The paper argues that realistic spin glasses have a simple pure state and overlap structure, with at most a pair of states, challenging more complex mean field pictures and supporting simpler two-state or chaotic pairs models.

Contribution

It provides heuristic and rigorous evidence that realistic spin glasses exhibit a simple state and overlap structure, ruling out complex mean field scenarios.

Findings

Pure state structure is simple with at most a pair of states.

Overlap distribution shows at most a pair of delta-functions.

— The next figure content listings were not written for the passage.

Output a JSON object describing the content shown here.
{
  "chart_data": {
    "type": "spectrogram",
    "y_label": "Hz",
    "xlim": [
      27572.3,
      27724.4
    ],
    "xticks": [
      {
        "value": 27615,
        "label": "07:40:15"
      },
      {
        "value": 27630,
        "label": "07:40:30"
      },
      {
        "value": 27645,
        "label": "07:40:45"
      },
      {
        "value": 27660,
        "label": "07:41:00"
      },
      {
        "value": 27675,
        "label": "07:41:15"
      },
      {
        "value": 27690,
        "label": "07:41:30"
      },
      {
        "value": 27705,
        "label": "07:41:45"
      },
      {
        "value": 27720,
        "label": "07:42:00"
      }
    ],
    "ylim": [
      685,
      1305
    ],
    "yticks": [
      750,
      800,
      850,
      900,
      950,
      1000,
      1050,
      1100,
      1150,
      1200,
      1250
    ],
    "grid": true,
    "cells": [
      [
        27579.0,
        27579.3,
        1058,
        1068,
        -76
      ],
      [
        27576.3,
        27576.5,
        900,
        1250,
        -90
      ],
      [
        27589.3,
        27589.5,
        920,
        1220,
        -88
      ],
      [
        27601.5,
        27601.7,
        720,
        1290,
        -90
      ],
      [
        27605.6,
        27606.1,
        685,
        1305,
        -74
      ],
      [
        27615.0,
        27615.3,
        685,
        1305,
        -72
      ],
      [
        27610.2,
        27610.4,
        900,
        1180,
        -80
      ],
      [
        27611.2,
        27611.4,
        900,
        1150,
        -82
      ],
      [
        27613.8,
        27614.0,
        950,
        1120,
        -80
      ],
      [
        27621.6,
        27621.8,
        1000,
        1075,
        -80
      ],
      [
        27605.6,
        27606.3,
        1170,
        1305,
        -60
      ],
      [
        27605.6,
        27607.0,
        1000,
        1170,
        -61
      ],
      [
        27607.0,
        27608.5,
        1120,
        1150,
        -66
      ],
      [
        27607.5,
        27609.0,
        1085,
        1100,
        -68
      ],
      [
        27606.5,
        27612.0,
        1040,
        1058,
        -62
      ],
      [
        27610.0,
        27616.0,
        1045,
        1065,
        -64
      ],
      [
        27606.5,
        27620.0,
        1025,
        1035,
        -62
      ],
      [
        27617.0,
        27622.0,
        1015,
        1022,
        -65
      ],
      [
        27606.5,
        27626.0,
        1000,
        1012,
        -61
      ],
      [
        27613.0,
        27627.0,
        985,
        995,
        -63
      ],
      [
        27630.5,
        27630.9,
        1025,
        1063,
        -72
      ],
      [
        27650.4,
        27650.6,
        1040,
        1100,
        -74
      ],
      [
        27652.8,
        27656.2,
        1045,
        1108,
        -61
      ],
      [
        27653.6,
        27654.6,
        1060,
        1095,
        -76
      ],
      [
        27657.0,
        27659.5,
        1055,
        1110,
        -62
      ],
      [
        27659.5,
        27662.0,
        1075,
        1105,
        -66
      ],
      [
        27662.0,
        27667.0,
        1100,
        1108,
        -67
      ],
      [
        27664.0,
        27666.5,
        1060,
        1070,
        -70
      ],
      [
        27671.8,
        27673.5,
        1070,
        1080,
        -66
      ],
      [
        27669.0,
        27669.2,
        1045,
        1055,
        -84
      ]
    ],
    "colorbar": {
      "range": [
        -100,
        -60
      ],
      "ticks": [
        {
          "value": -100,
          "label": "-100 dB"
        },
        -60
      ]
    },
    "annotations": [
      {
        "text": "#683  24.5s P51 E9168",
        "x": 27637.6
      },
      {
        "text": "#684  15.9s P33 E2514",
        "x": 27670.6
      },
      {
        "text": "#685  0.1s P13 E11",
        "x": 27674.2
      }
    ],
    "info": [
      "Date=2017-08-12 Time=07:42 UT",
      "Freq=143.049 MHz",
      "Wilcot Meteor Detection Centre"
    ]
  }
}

Supports the two-state and chaotic pairs models over mean field pictures.

Abstract

We present a combination of heuristic and rigorous arguments indicating that both the pure state structure and the overlap structure of realistic spin glasses should be relatively simple: in a large finite volume with coupling-independent boundary conditions, such as periodic, at most a pair of flip-related (or the appropriate number of symmetry-related in the non-Ising case) states appear, and the Parisi overlap distribution correspondingly exhibits at most a pair of delta-functions at plus/minus the self-overlap. This rules out the nonstandard SK picture introduced by us earlier, and when combined with our previous elimination of more standard versions of the mean field picture, argues against the possibility of even limited versions of mean field ordering in realistic spin glasses. If broken spin flip symmetry should occur, this leaves open two main possibilities for ordering in the spin glass phase: the droplet/scaling two-state picture, and the chaotic pairs many-state picture introduced by us earlier. We present scaling arguments which provide a possible physical basis for the latter picture, and discuss possible reasons behind numerical observations of more complicated overlap structures in finite volumes.